OP, 88 anos, é acompanhado da filha durante a consulta com o oncologista. OP tinha recebido o diagnóstico de câncer de próstata há 6 anos, com metástases ósseas disseminadas, e vinha fazendo tratamentos hormonais desde então. Vinha se queixando de piora importante das dores ósseas nos últimos 3 meses, com fadiga intensa. Tem apresentado quedas frequentes em casa, alimentando-se menos e não tem conseguido usufruir da companhia da família, que sempre foi uma prioridade para ele. Seus exames mostravam elevação progressiva do PSA. Ao exame físico OP apresenta caquexia moderada, sem outras alterações significativas. OP diz ao médico que já desconfiava que o tratamento não estava mais funcionando, e que entende que não pode esperar muito mais tempo de vida. O que mais deseja é ficar o máximo de tempo com a família, desde que não se torne um fardo. Gostaria de controlar melhor as dores e a fadiga e evitar internações hospitalares, que o impediriam de usufruir esses momentos importantes.

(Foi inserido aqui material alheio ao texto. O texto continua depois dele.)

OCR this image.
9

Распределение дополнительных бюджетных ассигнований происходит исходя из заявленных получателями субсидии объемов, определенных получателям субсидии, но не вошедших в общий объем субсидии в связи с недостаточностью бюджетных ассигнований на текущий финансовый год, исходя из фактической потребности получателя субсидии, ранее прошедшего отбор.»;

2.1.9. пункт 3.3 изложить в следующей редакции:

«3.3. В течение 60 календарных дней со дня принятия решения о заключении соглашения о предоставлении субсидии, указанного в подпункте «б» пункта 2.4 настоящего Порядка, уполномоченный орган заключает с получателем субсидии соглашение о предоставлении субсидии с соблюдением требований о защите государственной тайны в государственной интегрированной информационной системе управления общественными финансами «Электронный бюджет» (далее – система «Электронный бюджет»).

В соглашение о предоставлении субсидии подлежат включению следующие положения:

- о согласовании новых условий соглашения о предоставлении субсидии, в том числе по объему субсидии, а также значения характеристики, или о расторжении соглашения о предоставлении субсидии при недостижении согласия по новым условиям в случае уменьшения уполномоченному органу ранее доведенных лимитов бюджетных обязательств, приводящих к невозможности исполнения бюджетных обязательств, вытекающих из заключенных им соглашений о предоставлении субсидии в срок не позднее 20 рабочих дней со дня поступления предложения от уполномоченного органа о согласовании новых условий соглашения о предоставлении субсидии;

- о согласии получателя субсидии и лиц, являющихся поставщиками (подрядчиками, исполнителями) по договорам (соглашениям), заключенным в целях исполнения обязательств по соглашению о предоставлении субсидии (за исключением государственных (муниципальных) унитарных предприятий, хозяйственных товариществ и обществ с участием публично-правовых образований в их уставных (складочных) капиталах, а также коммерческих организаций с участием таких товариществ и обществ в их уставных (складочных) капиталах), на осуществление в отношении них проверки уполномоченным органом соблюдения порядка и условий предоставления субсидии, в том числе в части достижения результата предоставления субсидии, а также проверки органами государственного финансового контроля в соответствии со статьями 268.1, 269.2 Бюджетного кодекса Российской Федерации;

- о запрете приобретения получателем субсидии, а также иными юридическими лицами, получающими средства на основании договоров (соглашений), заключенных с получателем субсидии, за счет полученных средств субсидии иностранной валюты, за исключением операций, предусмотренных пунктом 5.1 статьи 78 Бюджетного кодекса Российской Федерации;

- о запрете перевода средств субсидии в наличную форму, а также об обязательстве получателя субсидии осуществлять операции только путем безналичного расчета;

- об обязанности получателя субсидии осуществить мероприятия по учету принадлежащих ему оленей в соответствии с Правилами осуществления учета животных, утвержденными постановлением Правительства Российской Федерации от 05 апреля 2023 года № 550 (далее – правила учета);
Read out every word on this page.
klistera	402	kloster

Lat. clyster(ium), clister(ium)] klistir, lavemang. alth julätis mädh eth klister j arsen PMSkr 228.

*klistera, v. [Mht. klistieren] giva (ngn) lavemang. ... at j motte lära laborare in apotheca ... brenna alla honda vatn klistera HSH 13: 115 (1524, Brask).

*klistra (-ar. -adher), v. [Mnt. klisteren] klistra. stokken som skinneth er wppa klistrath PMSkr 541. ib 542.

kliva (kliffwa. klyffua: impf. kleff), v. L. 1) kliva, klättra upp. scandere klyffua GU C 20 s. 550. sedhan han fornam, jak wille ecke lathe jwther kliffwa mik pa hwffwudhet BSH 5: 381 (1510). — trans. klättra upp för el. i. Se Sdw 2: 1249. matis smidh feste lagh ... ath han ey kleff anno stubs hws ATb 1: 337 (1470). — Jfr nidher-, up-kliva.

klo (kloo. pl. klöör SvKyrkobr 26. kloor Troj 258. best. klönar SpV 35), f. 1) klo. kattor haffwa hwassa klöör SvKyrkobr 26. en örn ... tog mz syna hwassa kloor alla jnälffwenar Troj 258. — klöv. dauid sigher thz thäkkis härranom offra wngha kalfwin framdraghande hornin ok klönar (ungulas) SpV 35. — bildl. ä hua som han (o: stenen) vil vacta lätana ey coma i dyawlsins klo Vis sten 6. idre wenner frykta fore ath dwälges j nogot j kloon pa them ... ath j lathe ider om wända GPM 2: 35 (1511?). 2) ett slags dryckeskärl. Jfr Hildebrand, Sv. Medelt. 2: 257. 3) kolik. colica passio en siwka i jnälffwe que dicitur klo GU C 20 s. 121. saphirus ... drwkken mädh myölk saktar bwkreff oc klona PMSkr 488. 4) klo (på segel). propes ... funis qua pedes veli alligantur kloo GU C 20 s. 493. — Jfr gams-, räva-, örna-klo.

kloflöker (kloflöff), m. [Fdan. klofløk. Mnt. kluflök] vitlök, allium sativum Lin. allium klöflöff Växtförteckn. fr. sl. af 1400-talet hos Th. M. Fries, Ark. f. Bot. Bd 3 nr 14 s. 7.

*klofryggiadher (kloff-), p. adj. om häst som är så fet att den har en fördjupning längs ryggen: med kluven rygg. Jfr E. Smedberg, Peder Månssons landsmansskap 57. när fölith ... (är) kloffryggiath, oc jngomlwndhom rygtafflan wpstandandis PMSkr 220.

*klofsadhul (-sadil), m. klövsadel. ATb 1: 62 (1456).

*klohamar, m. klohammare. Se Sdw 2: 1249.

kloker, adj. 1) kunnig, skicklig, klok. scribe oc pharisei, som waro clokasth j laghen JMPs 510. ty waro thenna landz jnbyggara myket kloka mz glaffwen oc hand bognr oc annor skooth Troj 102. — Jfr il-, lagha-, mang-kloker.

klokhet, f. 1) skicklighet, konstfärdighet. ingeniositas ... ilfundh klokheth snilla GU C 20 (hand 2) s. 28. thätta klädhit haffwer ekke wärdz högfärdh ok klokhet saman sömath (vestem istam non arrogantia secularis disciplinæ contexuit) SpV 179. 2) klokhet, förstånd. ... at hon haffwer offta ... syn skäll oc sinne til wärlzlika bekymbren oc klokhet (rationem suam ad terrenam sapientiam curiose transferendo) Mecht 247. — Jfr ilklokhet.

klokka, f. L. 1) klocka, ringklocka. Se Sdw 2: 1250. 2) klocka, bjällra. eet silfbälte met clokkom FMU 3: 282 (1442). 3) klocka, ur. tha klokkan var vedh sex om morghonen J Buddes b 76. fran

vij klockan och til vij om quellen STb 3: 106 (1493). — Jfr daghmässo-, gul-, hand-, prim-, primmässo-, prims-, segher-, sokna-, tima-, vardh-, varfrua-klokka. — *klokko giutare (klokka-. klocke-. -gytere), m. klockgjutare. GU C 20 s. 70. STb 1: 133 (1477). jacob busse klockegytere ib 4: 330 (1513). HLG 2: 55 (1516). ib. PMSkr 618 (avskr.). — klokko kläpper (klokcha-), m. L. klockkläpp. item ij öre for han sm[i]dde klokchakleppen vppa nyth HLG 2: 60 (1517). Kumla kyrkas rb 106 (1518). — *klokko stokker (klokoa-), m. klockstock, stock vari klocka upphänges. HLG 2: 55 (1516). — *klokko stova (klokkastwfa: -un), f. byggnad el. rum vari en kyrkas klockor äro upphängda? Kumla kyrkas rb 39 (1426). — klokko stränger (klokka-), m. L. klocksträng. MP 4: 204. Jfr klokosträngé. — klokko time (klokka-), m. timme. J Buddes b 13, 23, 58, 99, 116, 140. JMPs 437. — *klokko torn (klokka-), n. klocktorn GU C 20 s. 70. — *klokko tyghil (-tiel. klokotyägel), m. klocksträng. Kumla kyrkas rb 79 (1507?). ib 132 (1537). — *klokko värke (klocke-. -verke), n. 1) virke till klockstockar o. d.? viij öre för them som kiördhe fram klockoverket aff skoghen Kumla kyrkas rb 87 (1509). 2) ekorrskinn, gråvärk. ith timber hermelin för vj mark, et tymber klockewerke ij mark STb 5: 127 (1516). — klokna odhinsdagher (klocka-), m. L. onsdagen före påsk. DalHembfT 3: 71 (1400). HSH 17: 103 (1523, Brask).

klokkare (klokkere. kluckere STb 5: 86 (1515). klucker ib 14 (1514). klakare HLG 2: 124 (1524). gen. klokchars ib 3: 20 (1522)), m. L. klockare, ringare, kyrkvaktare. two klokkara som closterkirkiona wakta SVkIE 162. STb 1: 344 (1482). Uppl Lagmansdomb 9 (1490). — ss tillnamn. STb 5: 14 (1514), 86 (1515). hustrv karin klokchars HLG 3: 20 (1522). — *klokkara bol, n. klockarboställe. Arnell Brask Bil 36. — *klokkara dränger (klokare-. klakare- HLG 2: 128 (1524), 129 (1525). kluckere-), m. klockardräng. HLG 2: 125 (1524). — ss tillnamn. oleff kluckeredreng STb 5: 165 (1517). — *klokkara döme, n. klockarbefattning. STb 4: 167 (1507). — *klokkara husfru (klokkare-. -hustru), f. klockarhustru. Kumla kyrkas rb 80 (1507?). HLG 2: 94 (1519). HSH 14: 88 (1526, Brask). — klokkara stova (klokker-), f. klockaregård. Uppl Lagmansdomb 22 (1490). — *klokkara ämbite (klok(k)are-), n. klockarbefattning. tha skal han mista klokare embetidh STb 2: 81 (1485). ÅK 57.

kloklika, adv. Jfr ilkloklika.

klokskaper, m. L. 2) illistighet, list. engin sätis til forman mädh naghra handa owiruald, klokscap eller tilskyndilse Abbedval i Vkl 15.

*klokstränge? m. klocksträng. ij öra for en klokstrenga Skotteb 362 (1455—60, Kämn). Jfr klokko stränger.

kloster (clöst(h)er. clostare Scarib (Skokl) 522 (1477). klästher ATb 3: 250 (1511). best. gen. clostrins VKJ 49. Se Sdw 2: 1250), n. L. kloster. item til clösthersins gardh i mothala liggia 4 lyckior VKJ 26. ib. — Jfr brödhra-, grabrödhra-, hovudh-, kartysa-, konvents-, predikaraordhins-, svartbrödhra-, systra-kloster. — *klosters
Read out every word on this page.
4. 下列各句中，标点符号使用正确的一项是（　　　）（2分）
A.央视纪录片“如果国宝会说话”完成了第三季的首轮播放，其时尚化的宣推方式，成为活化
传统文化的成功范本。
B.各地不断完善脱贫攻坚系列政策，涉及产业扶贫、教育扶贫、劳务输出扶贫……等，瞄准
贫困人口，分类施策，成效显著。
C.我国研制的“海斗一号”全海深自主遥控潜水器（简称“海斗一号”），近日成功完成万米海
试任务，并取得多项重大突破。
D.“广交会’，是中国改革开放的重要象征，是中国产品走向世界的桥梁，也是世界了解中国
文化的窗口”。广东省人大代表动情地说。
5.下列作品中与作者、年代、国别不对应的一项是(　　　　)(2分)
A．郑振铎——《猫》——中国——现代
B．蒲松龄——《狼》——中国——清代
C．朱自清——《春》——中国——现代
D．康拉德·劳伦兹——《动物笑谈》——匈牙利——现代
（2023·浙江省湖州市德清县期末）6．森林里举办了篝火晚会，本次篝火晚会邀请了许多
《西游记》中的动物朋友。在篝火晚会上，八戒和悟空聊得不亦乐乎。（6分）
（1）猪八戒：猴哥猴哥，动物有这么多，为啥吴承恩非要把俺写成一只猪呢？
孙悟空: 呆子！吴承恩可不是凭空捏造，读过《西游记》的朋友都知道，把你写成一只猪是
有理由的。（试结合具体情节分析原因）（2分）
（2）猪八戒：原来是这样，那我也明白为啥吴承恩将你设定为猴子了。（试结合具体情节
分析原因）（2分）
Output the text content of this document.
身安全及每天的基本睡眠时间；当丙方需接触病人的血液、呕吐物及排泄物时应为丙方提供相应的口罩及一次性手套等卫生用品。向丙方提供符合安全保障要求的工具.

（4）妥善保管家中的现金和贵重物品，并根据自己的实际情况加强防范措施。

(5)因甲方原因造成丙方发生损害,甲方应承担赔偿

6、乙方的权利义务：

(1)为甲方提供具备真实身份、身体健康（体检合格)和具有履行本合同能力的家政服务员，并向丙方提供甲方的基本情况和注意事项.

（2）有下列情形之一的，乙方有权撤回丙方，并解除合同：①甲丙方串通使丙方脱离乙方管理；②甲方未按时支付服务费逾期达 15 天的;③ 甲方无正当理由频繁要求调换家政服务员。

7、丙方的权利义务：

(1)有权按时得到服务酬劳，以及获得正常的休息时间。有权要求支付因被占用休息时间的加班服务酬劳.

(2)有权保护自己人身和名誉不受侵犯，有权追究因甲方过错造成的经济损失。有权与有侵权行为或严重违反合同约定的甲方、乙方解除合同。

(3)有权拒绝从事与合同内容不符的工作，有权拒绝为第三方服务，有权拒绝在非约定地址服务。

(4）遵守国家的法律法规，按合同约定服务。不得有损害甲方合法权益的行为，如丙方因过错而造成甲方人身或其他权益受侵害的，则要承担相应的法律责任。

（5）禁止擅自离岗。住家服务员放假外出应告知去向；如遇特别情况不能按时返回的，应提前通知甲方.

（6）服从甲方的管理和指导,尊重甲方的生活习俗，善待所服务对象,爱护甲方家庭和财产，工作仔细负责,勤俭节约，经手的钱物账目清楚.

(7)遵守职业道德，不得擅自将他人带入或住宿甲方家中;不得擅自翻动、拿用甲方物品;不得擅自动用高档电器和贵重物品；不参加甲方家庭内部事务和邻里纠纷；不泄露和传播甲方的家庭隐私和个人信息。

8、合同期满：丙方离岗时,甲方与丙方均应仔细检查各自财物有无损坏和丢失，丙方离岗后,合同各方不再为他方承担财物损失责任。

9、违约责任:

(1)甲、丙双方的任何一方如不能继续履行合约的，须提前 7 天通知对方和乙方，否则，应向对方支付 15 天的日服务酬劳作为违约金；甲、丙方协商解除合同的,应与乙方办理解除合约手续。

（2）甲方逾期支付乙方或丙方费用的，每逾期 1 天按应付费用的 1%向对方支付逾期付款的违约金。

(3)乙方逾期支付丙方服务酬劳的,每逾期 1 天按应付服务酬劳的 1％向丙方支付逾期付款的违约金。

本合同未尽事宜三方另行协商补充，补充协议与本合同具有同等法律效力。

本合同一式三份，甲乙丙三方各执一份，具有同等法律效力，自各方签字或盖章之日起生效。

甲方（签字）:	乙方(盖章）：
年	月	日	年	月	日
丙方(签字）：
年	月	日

Considerando as expectativas de OP, o oncologista propõe que o tratamento seja definitivamente interrompido e que o controle dos sintomas seja prioridade máxima. Prescreve morfina e corticoides, ambos em doses baixas. Sugere acupuntura para controle das dores e da fadiga. Explica quais as possíveis complicações que o câncer de próstata costuma provocar nessa fase (hipercalcemia, fraturas, insuficiência renal, infecções) e orienta a filha sobre como proceder em cada uma delas para tentarem evitar ao máximo as internações hospitalares. OP mantém retornos mensais com o oncologista, ajustando as medicações de acordo com os sintomas apresentados. Após cerca de 3 meses, OP apresenta confusão mental e agitação. A filha entra em contato com o oncologista, que explica que é provável que esta seja a condição que levará OP ao óbito, e que é muito importante mantermos em mente os desejos expressos por ele. É providenciado acesso subcutâneo domiciliar para que OP receba as medicações necessárias (haloperidol, manutenção de doses baixas de opioides). OP apresenta melhora da agitação, mantendo-se dormindo a maior parte do tempo. Após 48 horas, OP evolui a óbito em casa, dormindo, na companhia da filha e de dois netos.

FAST X SLOW
Um dos principais pilares da Slow Medicine é o compartilhamento de decisões. Isso não significa que o papel do médico seja apresentar dados de estudos clínicos e perguntar se o paciente concorda ou não em receber o tratamento: isso é delegar ao paciente uma decisão, e não construir com ele uma estratégia. O compartilhamento de decisões inclui a compreensão do médico a respeito das prioridades do paciente, suas preferências, seus valores e suas condições clínicas. A partir dessa compreensão o médico propõe estratégias que sejam compatíveis com as expectativas do paciente, e oferece o apoio necessário para que o planejamento construído seja efetivado. Cabe ao médico apropriar-se das evidências científicas disponíveis, ser capaz de selecionar aquelas que são potencialmente benéficas para aquele paciente específico (de acordo com suas expectativas e prioridades) e descartar as que são desproporcionais ou incompatíveis com seu contexto de vida. Nem sempre é simples, nem sempre é fácil, muitas vezes nem mesmo é viável, mas é uma meta que precisa ser perseguida, em nome de uma prática médica com excelência.